Pour qui est destinée la maison avec le toit comme cinquième façade
Ce type d’architecture nécessite un certain mode de vie et la volonté d’utiliser quotidiennement l’espace extérieur. Elle convient aux personnes qui :
- Apprécient l’intimité, mais ne veulent pas renoncer au contact avec le ciel et l’air.
- Vivent dans un environnement urbain dense, où le terrain est petit et les vues limitées.
- Sont prêtes à entretenir un espace supplémentaire : nettoyage, entretien des plantes, maintenance du mobilier.
- Comprennent que le toit n’est pas un détail technique, mais une pièce à part entière — nécessitant investissement et attention.
Ce n’est pas une solution pour ceux qui considèrent la terrasse comme une option — ici le toit est partie intégrante de la maison, sans laquelle elle perd son sens fonctionnel et esthétique.
Ce que l’on peut adapter à son propre projet
Même si vous ne construisez pas à Marrakech, plusieurs idées de cette maison peuvent fonctionner sous un climat polonais, surtout dans les zones urbaines denses :
- Traiter le toit plat comme une terrasse fonctionnelle — avec une isolation et une évacuation d’eau appropriées, cela fonctionne aussi sous climat tempéré.
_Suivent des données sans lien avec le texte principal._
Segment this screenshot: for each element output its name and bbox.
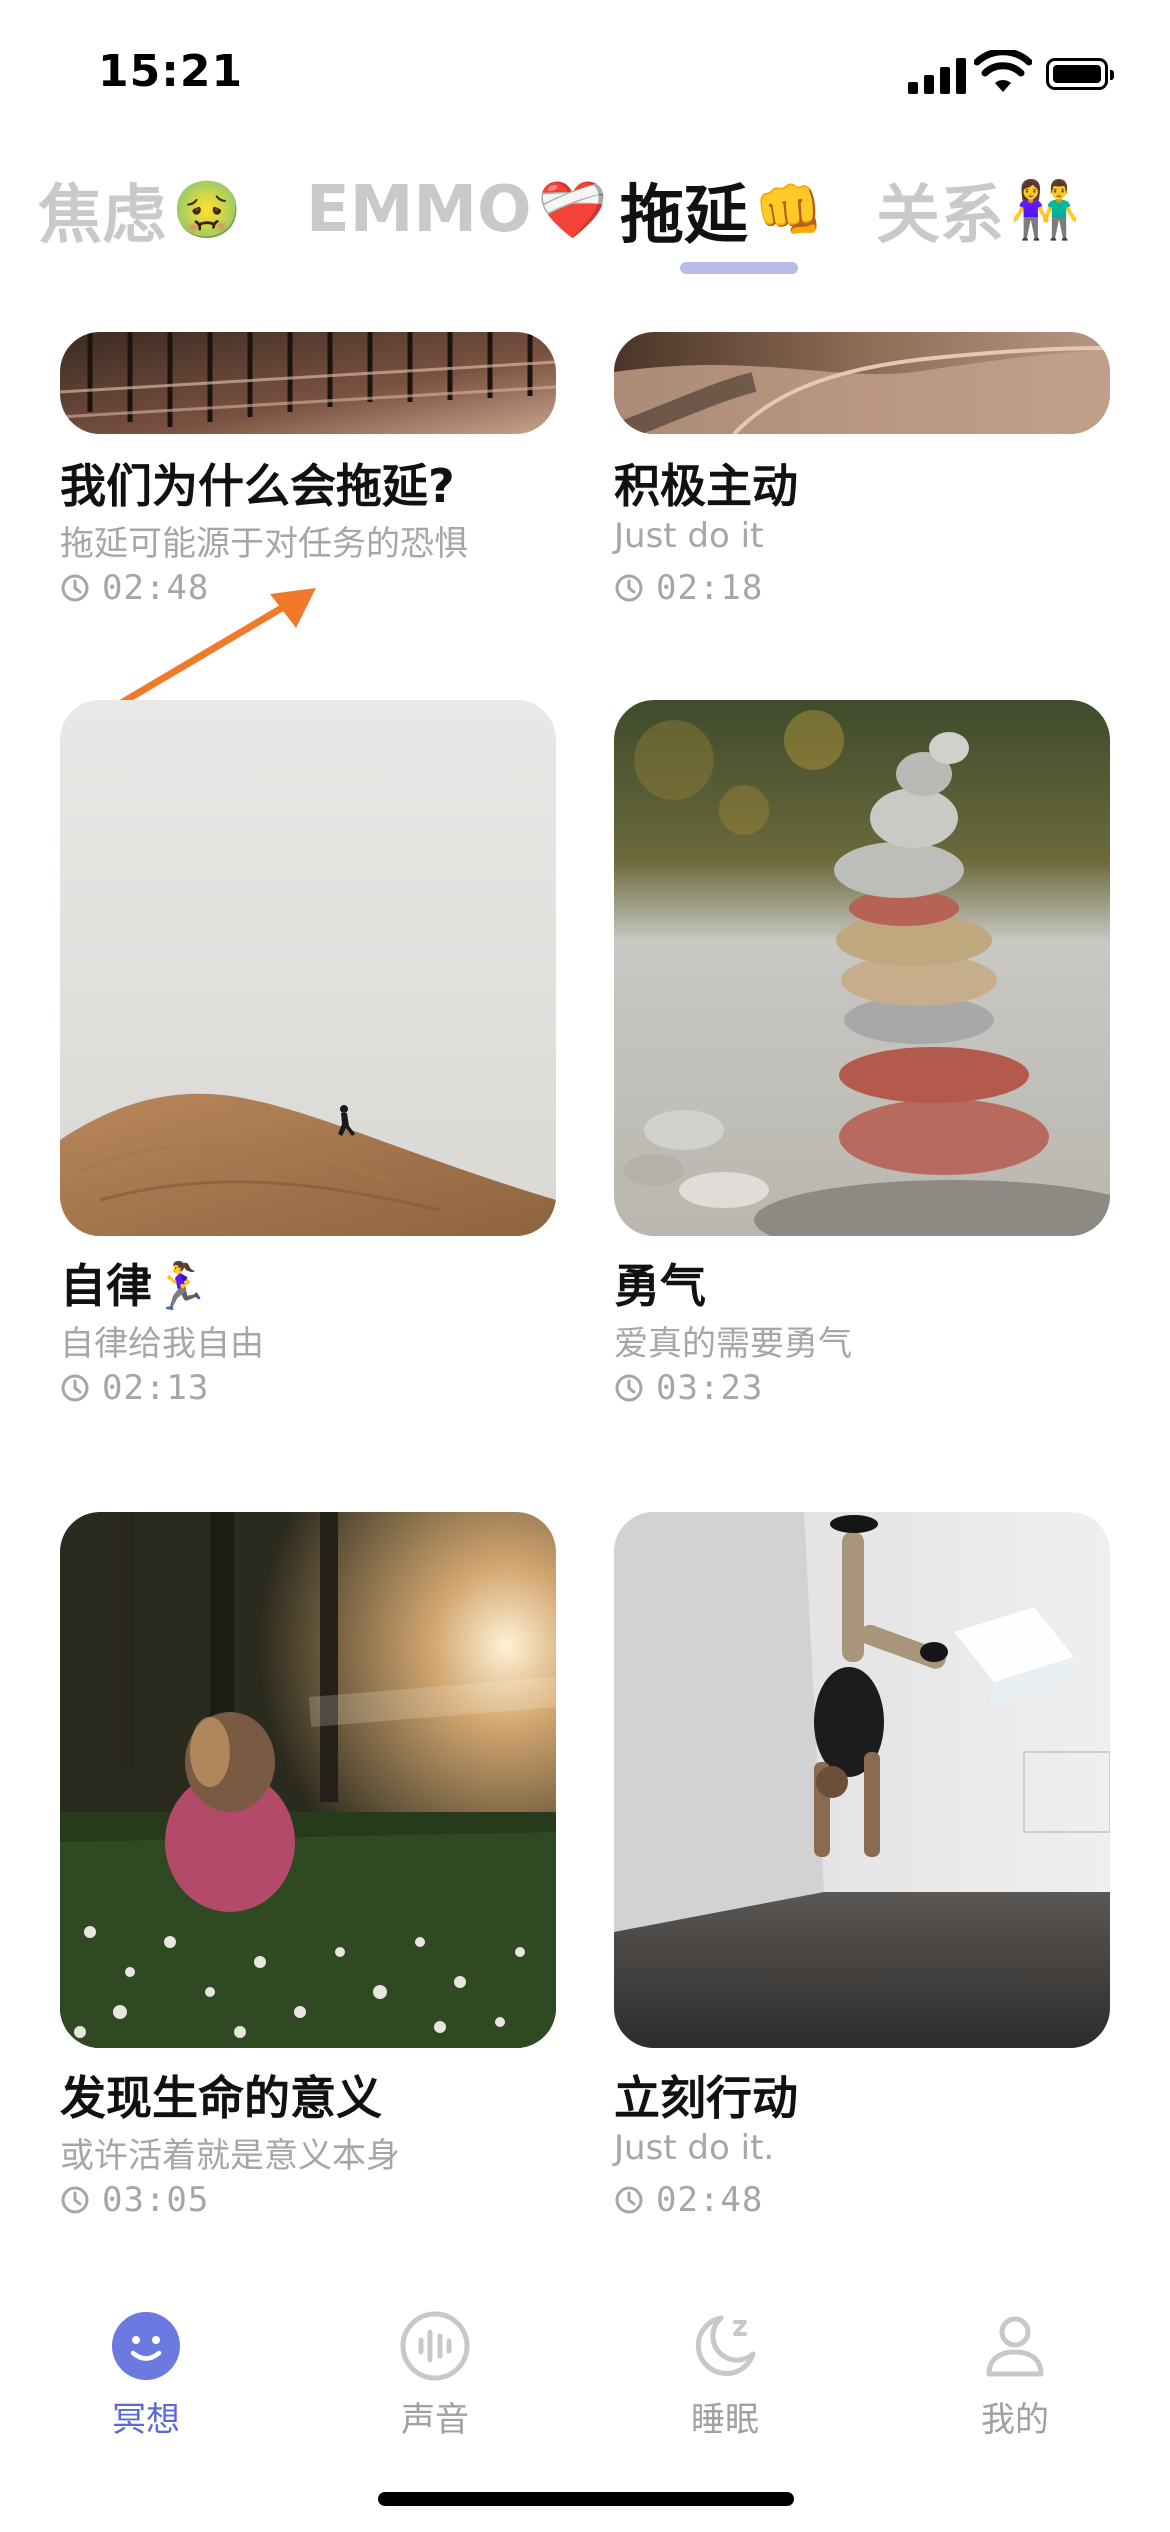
card-duration: 03:05 bbox=[60, 2180, 209, 2220]
card-duration: 02:18 bbox=[614, 568, 763, 608]
card-title: 我们为什么会拖延? bbox=[60, 459, 455, 513]
couple-icon: 👫 bbox=[1010, 178, 1080, 243]
duration-text: 03:23 bbox=[656, 1368, 764, 1408]
card-subtitle: 拖延可能源于对任务的恐惧 bbox=[60, 524, 468, 564]
card-image bbox=[60, 700, 556, 1236]
moon-sleep-icon bbox=[695, 2315, 756, 2376]
card-title: 勇气 bbox=[614, 1259, 706, 1313]
card-subtitle: 或许活着就是意义本身 bbox=[60, 2136, 400, 2176]
arrow-annotation bbox=[102, 588, 316, 716]
card-image bbox=[60, 1512, 556, 2048]
duration-text: 02:48 bbox=[656, 2180, 764, 2220]
wifi-icon bbox=[974, 50, 1032, 92]
duration-text: 02:13 bbox=[102, 1368, 210, 1408]
card-duration: 03:23 bbox=[614, 1368, 763, 1408]
session-card[interactable]: 自律🏃‍♀️ 自律给我自由 02:13 bbox=[60, 700, 556, 1420]
tab-procrastination[interactable]: 拖延 👊 bbox=[620, 160, 824, 260]
tab-label: 拖延 bbox=[620, 179, 748, 253]
session-card[interactable]: 立刻行动 Just do it. 02:48 bbox=[614, 1512, 1110, 2232]
person-icon bbox=[986, 2316, 1044, 2377]
nav-sleep[interactable]: 睡眠 bbox=[625, 2308, 825, 2458]
category-tabs: 焦虑 🤢 EMMO ❤️‍🩹 拖延 👊 关系 👫 bbox=[0, 160, 1170, 290]
card-subtitle: Just do it. bbox=[614, 2128, 775, 2168]
duration-text: 02:18 bbox=[656, 568, 764, 608]
clock-icon bbox=[615, 574, 643, 602]
card-subtitle: 自律给我自由 bbox=[60, 1324, 264, 1364]
nav-sounds[interactable]: 声音 bbox=[335, 2308, 535, 2458]
nav-profile[interactable]: 我的 bbox=[915, 2308, 1115, 2458]
tab-anxiety[interactable]: 焦虑 🤢 bbox=[38, 160, 242, 260]
tab-label: 关系 bbox=[876, 179, 1004, 253]
tab-relationships[interactable]: 关系 👫 bbox=[876, 160, 1080, 260]
session-card[interactable]: 发现生命的意义 或许活着就是意义本身 03:05 bbox=[60, 1512, 556, 2232]
sound-wave-icon bbox=[400, 2311, 470, 2381]
nauseated-face-icon: 🤢 bbox=[172, 178, 242, 243]
tab-label: 焦虑 bbox=[38, 179, 166, 253]
smile-face-icon bbox=[112, 2312, 180, 2380]
card-title: 积极主动 bbox=[614, 459, 798, 513]
mending-heart-icon: ❤️‍🩹 bbox=[537, 178, 608, 243]
clock-icon bbox=[615, 1374, 643, 1402]
clock-icon bbox=[615, 2186, 643, 2214]
card-image bbox=[60, 332, 556, 434]
nav-label: 冥想 bbox=[112, 2400, 180, 2440]
nav-label: 我的 bbox=[981, 2400, 1049, 2440]
status-bar: 15:21 bbox=[0, 0, 1170, 150]
active-tab-indicator bbox=[680, 262, 798, 274]
session-card[interactable]: 积极主动 Just do it 02:18 bbox=[614, 332, 1110, 622]
tab-emmo[interactable]: EMMO ❤️‍🩹 bbox=[306, 160, 607, 260]
home-indicator[interactable] bbox=[378, 2492, 794, 2506]
nav-meditation[interactable]: 冥想 bbox=[46, 2308, 246, 2458]
card-title: 立刻行动 bbox=[614, 2071, 798, 2125]
card-image bbox=[614, 700, 1110, 1236]
card-image bbox=[614, 1512, 1110, 2048]
fist-icon: 👊 bbox=[754, 178, 824, 243]
clock-icon bbox=[61, 2186, 89, 2214]
card-duration: 02:13 bbox=[60, 1368, 209, 1408]
tab-label: EMMO bbox=[306, 173, 532, 247]
cellular-signal-icon bbox=[908, 56, 968, 94]
card-title: 自律🏃‍♀️ bbox=[60, 1259, 210, 1313]
session-card[interactable]: 勇气 爱真的需要勇气 03:23 bbox=[614, 700, 1110, 1420]
session-card[interactable]: 我们为什么会拖延? 拖延可能源于对任务的恐惧 02:48 bbox=[60, 332, 556, 622]
card-subtitle: 爱真的需要勇气 bbox=[614, 1324, 852, 1364]
battery-icon bbox=[1046, 58, 1114, 90]
card-duration: 02:48 bbox=[614, 2180, 763, 2220]
clock-icon bbox=[61, 574, 89, 602]
card-title: 发现生命的意义 bbox=[60, 2071, 382, 2125]
card-subtitle: Just do it bbox=[614, 516, 764, 556]
nav-label: 睡眠 bbox=[691, 2400, 759, 2440]
duration-text: 03:05 bbox=[102, 2180, 210, 2220]
card-image bbox=[614, 332, 1110, 434]
nav-label: 声音 bbox=[401, 2400, 469, 2440]
clock-icon bbox=[61, 1374, 89, 1402]
status-time: 15:21 bbox=[98, 46, 244, 97]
- La pergola comme régulateur d’ensoleillement — efficace partout où il fait trop chaud l’été et où l’on souhaite plus de lumière l’hiver.
- Le garde-corps comme élément d’intimité — si les voisins regardent d’en haut, un garde-corps élevé protège la vie privée sans fermer la vue sur le ciel.
- L’eau comme élément de microclimat — un petit bassin sur la terrasse abaisse la température et apporte de la sérénité.
« Plus le terrain est petit, plus le toit devient important » — un principe valable sous toutes les latitudes.
Conclusion : une architecture qui comprend le haut
La maison de Marrakech démontre que le toit peut être bien plus qu’une couverture. Il peut être une pièce, une terrasse, un observatoire, un lieu de repos et de rencontres. Dans un environnement urbain dense, sur un petit terrain, la cinquième façade devient la plus précieuse — car c’est la seule qui regarde vers le ciel.
Une bonne architecture résidentielle ne se résume pas à la forme et aux mètres carrés. C’est la capacité de lire le lieu : son climat, sa culture, ses contraintes et ses possibilités. Rooffers promeut une approche où le toit n’est pas un élément qui clôt le projet, mais qui ouvre un mode de vie. Car parfois, la meilleure pièce de la maison est celle qui n’a pas de plafond.